Once my goal was set, I wasted no time putting a map on the studio wall. The city was marked off in red, and soon I was putting pins in the spots I had painted. (Yes, I probably looked like Rommel planning a desert campaign.)
Why does this subject matter to me? It matters because the Liverpool I remember is quickly disappearing. I want to paint the scenes that have suffered from neglect, are being overlooked or just taken for granted.
These unsung, yet beautiful aspects of the city are rarely painted, and when these iconic images do appear they are usually used as a backdrop for the life that goes on around them.
I decided was that there are enough people painting the waterfront and pictures of the cathedrals and other landmarks. These places should not be completely ignored, but I wanted my own work to steer away from the iconic in favour of typical Liverpool streets and scenes.
After all, our lives are most often filled with the ordinary. . . shouldn’t we, as artists, be able to find the extraordinary in that? To uncover the sublime in even the most inauspicious of subjects and places?
Personally, I think so. But it does help to paint something you like.
I try to keep each study of the city interesting in its light and shade, reflections in water, weather conditions, time of day, etc.

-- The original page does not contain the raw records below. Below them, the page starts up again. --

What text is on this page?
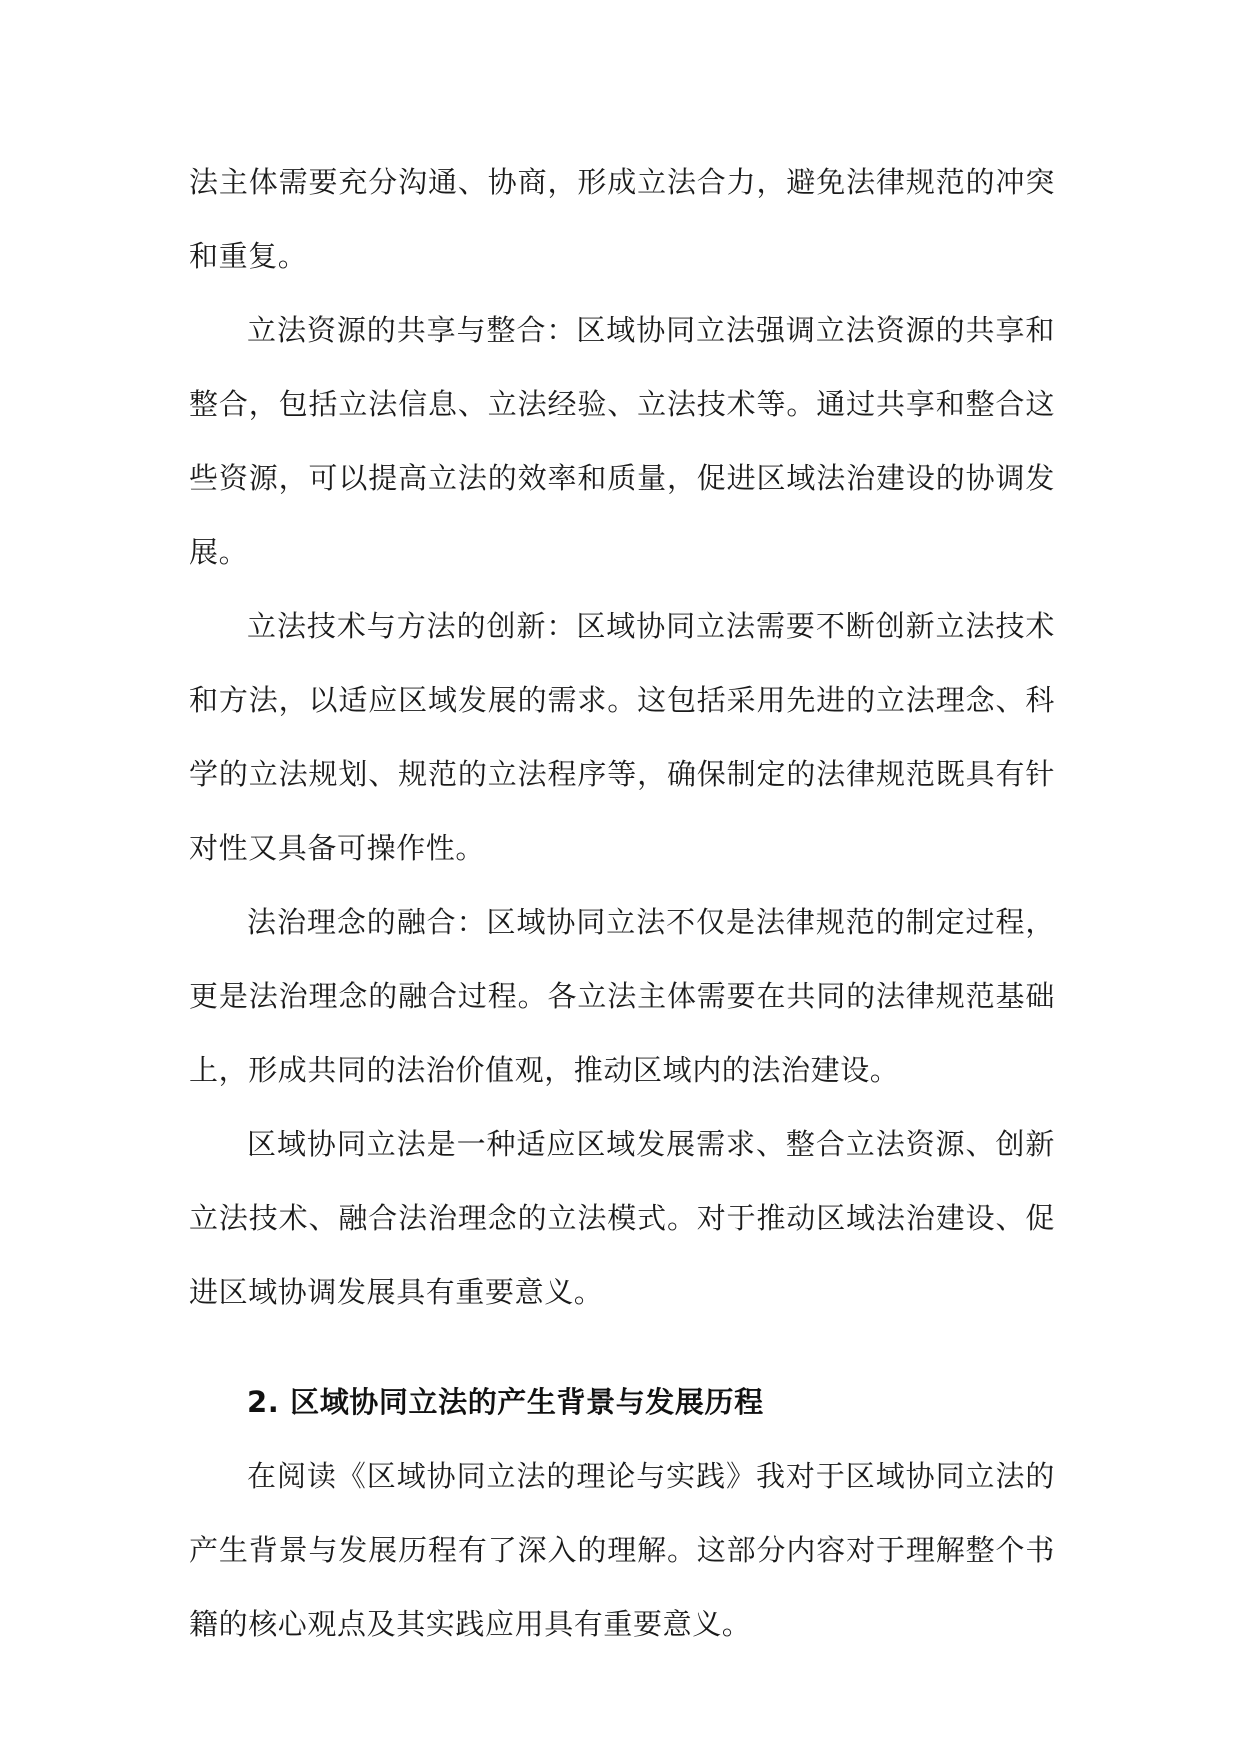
法主体需要充分沟通、协商，形成立法合力，避免法律规范的冲突和重复。

立法资源的共享与整合：区域协同立法强调立法资源的共享和整合，包括立法信息、立法经验、立法技术等。通过共享和整合这些资源，可以提高立法的效率和质量，促进区域法治建设的协调发展。

立法技术与方法的创新：区域协同立法需要不断创新立法技术和方法，以适应区域发展的需求。这包括采用先进的立法理念、科学的立法规划、规范的立法程序等，确保制定的法律规范既具有针对性又具备可操作性。

法治理念的融合：区域协同立法不仅是法律规范的制定过程，更是法治理念的融合过程。各立法主体需要在共同的法律规范基础上，形成共同的法治价值观，推动区域内的法治建设。

区域协同立法是一种适应区域发展需求、整合立法资源、创新立法技术、融合法治理念的立法模式。对于推动区域法治建设、促进区域协调发展具有重要意义。

2. 区域协同立法的产生背景与发展历程

在阅读《区域协同立法的理论与实践》我对于区域协同立法的产生背景与发展历程有了深入的理解。这部分内容对于理解整个书籍的核心观点及其实践应用具有重要意义。
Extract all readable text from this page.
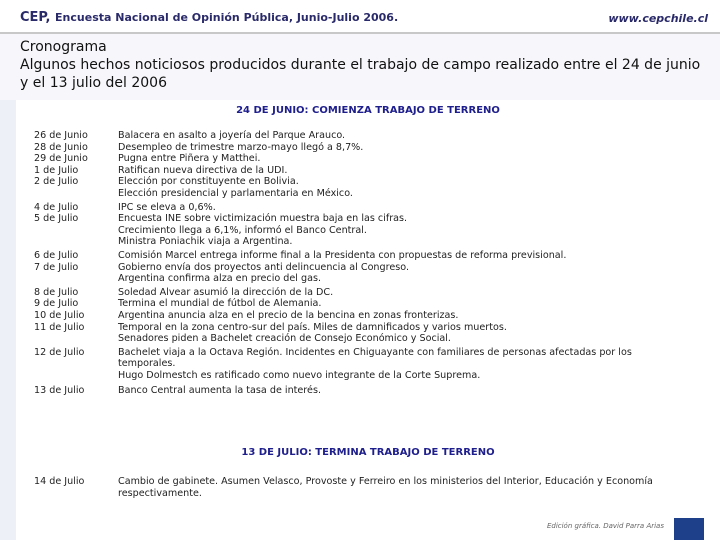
CEP, Encuesta Nacional de Opinión Pública, Junio-Julio 2006.	www.cepchile.cl
Cronograma
Algunos hechos noticiosos producidos durante el trabajo de campo realizado entre el 24 de junio
y el 13 julio del 2006
24 DE JUNIO: COMIENZA TRABAJO DE TERRENO
26 de Junio	Balacera en asalto a joyería del Parque Arauco.
28 de Junio	Desempleo de trimestre marzo-mayo llegó a 8,7%.
29 de Junio	Pugna entre Piñera y Matthei.
1 de Julio	Ratifican nueva directiva de la UDI.
2 de Julio	Elección por constituyente en Bolivia.
Elección presidencial y parlamentaria en México.
4 de Julio	IPC se eleva a 0,6%.
5 de Julio	Encuesta INE sobre victimización muestra baja en las cifras.
Crecimiento llega a 6,1%, informó el Banco Central.
Ministra Poniachik viaja a Argentina.
6 de Julio	Comisión Marcel entrega informe final a la Presidenta con propuestas de reforma previsional.
7 de Julio	Gobierno envía dos proyectos anti delincuencia al Congreso.
Argentina confirma alza en precio del gas.
8 de Julio	Soledad Alvear asumió la dirección de la DC.
9 de Julio	Termina el mundial de fútbol de Alemania.
10 de Julio	Argentina anuncia alza en el precio de la bencina en zonas fronterizas.
11 de Julio	Temporal en la zona centro-sur del país. Miles de damnificados y varios muertos.
Senadores piden a Bachelet creación de Consejo Económico y Social.
12 de Julio	Bachelet viaja a la Octava Región. Incidentes en Chiguayante con familiares de personas afectadas por los temporales.
Hugo Dolmestch es ratificado como nuevo integrante de la Corte Suprema.
13 de Julio	Banco Central aumenta la tasa de interés.
13 DE JULIO: TERMINA TRABAJO DE TERRENO
14 de Julio	Cambio de gabinete. Asumen Velasco, Provoste y Ferreiro en los ministerios del Interior, Educación y Economía respectivamente.
Edición gráfica. David Parra Arias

I don’t want painting to become a chore.
Being forced to think of ways to make your next study more interesting than the last can really give a painter focus. And even when one of my paintings doesn’t succeed, every one I struggle with is practice for the next.
Take a minute to think about your own paintings, and goals you could set. . . what would inspire you, focus you, and keep you painting every day?
Got an idea? If so, I’d encourage you to make your own book, or map your own lost fields and meadows. Give it a go, set yourself a project and paint.